From the ramparts of Elmo, fewer than fifty knights and a hundred infantrymen watched in awe as the Ottoman siege train moved out onto Mount Sciberras. The bump and rattle of war wagons on the stony ground sounded across the peaceful waters all night long. Wagons piled high with tents and provisions, cannonballs and best corned gunpowder, lead musket balls, arrows, helmets, entrenching tools, picks, shovels, staves, ropes, iron bars, timbers, pre-assembled wooden frames for breastwork, lightweight latticed fences for cover and shade, hides, woollen sacks, sail canvas, casks of flour, rice, lentils, dried fruit and dried meat.
All drawn by donkeys and mules, horses and oxen, vast numbers of draught animals, all needing to be fed and watered. The iron laws of the material world applied to the Ottomans as much as to any Christian army. Every 1,000lbs of ordnance required a pair of draught animals to shift. So those 20,000lb basilisks alone each required a team of a staggering forty beasts.
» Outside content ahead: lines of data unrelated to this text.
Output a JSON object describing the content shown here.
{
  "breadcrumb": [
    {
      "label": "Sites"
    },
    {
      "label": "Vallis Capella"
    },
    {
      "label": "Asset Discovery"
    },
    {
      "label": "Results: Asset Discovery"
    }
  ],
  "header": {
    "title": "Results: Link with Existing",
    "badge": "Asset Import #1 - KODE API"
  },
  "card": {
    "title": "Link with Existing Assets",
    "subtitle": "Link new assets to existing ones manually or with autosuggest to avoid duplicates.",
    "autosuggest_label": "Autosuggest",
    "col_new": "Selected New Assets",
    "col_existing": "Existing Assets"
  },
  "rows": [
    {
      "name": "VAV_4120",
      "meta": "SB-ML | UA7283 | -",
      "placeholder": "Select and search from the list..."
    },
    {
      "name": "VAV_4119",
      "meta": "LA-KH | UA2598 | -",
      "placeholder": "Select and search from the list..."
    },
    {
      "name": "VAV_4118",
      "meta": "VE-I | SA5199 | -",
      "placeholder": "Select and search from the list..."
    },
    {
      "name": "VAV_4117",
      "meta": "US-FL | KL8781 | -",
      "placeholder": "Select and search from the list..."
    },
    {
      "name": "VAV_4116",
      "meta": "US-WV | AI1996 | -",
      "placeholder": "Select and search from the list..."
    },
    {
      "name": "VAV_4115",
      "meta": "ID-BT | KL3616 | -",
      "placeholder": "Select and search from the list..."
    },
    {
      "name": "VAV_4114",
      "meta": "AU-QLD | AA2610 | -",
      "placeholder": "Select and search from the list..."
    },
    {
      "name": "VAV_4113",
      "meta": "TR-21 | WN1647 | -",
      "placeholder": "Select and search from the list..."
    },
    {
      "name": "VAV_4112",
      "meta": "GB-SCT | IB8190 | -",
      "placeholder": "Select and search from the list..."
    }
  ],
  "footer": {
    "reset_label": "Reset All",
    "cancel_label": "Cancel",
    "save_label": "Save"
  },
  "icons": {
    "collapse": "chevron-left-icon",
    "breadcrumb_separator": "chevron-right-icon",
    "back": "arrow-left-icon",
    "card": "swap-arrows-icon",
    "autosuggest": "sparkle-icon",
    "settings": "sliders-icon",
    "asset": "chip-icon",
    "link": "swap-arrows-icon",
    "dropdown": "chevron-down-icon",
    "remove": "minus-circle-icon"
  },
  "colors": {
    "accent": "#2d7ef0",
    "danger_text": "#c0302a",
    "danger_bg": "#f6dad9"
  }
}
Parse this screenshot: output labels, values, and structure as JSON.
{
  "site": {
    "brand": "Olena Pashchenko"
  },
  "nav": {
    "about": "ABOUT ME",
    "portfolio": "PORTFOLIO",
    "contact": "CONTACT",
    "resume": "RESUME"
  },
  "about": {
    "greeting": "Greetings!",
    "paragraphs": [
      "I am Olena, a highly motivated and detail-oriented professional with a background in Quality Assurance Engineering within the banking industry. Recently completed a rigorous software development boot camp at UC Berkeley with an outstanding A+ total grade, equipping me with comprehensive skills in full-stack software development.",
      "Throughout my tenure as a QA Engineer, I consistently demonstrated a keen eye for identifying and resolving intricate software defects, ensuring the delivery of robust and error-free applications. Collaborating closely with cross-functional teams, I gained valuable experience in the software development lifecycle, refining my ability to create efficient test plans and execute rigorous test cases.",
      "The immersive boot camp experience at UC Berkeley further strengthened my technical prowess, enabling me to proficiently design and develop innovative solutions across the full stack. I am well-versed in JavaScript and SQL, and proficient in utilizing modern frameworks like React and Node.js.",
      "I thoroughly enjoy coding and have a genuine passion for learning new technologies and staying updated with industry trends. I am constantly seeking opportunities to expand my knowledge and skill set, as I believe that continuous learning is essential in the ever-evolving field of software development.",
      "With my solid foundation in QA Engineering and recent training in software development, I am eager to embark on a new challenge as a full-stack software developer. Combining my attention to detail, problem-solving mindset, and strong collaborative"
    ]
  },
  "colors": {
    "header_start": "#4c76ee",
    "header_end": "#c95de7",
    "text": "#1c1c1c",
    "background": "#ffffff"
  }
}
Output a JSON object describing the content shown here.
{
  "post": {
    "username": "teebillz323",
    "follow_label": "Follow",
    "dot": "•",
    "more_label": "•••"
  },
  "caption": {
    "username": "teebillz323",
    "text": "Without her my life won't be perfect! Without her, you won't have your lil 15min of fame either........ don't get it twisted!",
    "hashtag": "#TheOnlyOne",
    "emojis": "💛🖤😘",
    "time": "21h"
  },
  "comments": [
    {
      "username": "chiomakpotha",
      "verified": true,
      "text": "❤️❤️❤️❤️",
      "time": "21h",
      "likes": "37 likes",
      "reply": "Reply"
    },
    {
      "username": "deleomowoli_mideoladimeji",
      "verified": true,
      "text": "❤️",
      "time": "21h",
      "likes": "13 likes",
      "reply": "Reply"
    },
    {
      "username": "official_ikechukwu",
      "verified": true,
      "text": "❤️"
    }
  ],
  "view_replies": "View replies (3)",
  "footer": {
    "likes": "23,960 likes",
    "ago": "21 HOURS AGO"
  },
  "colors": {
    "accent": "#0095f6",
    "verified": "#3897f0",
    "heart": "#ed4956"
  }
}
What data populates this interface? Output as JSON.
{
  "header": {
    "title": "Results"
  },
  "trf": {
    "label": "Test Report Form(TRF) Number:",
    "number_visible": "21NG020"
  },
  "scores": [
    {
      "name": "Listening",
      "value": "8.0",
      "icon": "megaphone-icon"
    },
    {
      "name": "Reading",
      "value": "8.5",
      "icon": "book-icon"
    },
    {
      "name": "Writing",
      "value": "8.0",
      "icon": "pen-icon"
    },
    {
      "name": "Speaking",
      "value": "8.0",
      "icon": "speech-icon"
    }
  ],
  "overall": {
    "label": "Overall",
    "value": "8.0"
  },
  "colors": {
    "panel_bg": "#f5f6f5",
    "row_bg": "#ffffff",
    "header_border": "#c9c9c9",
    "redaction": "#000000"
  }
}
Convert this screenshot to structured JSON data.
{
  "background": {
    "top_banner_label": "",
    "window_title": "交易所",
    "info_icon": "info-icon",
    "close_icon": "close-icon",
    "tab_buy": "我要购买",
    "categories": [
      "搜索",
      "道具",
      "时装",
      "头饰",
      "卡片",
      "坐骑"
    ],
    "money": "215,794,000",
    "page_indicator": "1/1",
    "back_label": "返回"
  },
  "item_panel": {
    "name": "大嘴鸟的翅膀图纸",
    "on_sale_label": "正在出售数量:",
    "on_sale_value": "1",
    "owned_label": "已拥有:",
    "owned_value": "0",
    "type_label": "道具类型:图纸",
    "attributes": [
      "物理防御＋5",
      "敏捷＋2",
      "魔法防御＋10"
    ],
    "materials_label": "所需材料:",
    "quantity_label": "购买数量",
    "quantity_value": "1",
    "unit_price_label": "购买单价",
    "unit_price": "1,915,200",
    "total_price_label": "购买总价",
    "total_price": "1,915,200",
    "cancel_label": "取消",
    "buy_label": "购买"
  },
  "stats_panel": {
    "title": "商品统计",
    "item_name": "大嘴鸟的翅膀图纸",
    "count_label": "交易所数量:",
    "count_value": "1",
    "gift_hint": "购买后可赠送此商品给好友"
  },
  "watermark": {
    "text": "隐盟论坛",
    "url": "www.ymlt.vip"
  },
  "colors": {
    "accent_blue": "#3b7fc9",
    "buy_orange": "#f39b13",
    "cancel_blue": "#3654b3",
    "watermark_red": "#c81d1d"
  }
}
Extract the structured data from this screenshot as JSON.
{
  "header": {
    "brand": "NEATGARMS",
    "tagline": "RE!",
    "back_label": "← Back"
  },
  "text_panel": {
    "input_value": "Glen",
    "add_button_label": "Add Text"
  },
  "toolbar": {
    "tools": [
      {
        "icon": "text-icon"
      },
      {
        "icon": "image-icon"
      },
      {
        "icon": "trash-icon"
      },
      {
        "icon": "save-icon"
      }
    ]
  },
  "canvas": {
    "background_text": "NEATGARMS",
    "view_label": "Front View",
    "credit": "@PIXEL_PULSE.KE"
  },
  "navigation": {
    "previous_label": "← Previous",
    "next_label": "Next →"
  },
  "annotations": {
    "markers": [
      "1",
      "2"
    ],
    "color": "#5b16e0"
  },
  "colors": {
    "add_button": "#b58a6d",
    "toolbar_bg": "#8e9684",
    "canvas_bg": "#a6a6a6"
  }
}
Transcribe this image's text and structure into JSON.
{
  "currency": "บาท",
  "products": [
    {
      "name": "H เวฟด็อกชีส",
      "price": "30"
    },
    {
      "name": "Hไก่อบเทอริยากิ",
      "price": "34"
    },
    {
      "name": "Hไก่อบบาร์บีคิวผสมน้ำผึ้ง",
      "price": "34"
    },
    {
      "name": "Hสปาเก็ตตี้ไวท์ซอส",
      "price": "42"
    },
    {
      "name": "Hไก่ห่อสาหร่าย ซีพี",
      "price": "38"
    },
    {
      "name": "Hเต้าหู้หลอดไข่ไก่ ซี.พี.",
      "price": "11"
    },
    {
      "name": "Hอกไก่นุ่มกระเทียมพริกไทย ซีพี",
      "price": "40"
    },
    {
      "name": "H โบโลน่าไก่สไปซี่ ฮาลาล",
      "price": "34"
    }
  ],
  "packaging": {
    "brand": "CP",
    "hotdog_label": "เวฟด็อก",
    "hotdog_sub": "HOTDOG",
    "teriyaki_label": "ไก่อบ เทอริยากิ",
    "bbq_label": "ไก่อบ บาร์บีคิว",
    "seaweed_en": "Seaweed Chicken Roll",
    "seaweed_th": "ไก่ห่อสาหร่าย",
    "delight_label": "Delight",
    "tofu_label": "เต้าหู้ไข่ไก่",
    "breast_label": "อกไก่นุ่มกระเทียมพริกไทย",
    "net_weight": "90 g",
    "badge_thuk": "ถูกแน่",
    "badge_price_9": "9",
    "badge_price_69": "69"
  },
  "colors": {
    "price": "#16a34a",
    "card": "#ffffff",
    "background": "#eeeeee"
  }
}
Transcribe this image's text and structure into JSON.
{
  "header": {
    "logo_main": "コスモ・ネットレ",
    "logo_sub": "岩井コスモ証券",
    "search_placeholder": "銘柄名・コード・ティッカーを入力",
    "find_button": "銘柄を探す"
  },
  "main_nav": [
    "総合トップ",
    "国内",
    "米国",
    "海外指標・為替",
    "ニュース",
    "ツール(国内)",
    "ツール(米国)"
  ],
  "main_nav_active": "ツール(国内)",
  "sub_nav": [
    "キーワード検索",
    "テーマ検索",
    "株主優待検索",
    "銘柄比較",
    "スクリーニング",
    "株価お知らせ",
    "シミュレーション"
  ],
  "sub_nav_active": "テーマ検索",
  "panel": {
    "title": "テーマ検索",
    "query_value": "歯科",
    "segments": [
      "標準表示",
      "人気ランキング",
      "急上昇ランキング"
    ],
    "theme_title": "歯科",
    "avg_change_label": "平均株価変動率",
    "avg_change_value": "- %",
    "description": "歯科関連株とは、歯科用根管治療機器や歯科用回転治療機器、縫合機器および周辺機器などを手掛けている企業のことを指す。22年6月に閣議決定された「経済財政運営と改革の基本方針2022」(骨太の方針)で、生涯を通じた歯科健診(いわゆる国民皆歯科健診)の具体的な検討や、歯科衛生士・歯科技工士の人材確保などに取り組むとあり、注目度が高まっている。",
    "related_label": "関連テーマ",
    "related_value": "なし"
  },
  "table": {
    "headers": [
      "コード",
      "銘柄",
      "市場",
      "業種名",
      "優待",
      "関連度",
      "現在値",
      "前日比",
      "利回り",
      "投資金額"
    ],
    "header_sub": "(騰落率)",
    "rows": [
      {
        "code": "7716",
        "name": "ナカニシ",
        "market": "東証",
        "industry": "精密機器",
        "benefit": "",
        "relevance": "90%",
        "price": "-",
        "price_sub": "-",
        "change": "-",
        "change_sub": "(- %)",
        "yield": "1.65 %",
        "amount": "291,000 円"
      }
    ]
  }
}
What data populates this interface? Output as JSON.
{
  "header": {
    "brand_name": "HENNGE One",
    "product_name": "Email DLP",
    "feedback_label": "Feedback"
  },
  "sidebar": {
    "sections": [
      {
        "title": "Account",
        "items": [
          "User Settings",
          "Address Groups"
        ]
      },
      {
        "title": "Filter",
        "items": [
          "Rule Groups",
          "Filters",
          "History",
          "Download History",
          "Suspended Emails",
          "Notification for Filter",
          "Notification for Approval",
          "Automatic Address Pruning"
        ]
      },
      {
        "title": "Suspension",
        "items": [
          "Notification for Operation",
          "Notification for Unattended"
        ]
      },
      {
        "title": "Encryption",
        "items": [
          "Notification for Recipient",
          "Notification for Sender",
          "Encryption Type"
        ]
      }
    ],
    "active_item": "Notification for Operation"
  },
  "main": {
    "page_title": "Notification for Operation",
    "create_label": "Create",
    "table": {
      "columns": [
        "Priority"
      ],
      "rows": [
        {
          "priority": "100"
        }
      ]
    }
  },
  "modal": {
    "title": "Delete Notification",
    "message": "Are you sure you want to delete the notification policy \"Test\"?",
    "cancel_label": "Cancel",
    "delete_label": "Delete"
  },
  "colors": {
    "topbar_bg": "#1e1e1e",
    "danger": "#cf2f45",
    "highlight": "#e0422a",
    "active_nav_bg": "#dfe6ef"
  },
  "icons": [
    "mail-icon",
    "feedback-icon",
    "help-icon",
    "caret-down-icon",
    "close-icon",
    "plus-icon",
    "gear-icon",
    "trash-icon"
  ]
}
All requiring fodder, on this bare, stark, grassless island providing none. Could the very size of the Turkish forces prove a weakness? How many provisions had the Ottomans brought, even in that huge flotilla of ships? How long could they hold out?
But it was foolish to hope. The organisation of Suleiman’s armies was legendary. They would be able to wage full war all summer, there was no doubt of that. Three or four months. Against them, Elmo could only stand for three days at best, and then Birgu, by some miracle, perhaps a couple of weeks. And then the slaughter would be terrible.
No, it was foolish to hope. The men of Elmo breathed deep on the morning air and squared their shoulders. Nobility is greater than survival, went the Hospitaller saying, as honour is greater than wealth, and virtue than cleverness.
This Great Siege was not a war that could be won. It could only be a glorious war of sacrifice. And in their sacrifice, the dying knights and the people of Malta might yet bring all of Europe to unity and to arms, to rouse itself against the oncoming Armies of Islam.
Every arquebus was brought up to the walls and stacked, pouches were filled with powder and wallets filled tight with lead balls. Helmets, shields and armour were checked, swords, halberds, half-pikes and glaives given a final whetting, the sharpened edges stropped off and hardened on taut leather belts.